Ces esprits distingués, éminens, se trouvent donc à l’étroit dans leur propre doctrine. Leurs inclinations et leurs désirs dépassent à chaque instant le cercle où ils se croient nécessairement renfermés, et en même temps ils s’efforcent de se démontrer à eux-mêmes et de démontrer aux autres qu’il n’est pas possible de le franchir. Ils le démontrent par les principes, qui leur semblent être incontestables. Ils réussissent à faire voir de combien leur propre doctrine reste au-dessous de l’idéal de la philosophie, du besoin et de l’espoir qu’en conçoit l’ame humaine. Ils la convainquent de son impuissance, et c’est cela même qui est le plus fait pour achever sa ruine. La conséquence, mieux déduite que jamais, accuse le principe. Elle lui renvoie une lumière nouvelle ; elle fait qu’on en cherche, et peut-être qu’on en découvre le vice encore caché.
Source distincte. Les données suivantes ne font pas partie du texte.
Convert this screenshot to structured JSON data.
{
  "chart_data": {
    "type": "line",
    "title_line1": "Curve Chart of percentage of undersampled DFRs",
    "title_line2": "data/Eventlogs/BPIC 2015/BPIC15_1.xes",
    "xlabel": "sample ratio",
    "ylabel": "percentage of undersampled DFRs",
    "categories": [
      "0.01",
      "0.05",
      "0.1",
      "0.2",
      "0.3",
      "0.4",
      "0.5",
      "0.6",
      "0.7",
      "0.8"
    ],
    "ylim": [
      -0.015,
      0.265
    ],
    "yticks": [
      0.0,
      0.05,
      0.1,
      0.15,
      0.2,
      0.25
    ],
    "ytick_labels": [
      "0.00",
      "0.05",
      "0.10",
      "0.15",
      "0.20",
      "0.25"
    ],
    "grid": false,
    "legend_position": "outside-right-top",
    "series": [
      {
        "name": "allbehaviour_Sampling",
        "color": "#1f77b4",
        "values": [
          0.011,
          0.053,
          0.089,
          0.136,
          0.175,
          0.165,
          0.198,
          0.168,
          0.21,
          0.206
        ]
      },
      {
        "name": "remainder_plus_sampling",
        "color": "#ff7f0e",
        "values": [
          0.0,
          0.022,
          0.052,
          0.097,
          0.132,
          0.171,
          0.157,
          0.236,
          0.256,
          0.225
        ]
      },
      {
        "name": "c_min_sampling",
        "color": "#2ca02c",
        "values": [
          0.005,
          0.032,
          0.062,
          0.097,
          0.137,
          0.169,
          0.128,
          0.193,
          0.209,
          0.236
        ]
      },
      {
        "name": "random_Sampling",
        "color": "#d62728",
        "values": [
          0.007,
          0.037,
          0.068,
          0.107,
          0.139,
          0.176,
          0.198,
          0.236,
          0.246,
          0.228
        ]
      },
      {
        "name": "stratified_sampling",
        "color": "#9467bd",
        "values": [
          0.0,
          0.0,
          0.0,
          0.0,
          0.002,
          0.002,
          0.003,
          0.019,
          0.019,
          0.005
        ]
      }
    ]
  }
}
Lorsque Bacon entreprit de réformer les sciences, il réduisit d’abord toute science proprement dite à la connaissance de la nature, et, en même temps, il proclama comme un principe aussi nouveau que fécond, que la science consiste dans l’observation des faits, et dans l’induction qui, en rapprochant les semblables, en découvre les lois générales ; Newton fortifia le précepte de l’autorité de son exemple. La doctrine écossaise se fonde sur cette idée, qu’il faut étendre à la philosophie la théorie de Bacon, touchant les sciences en général et particulièrement la physique.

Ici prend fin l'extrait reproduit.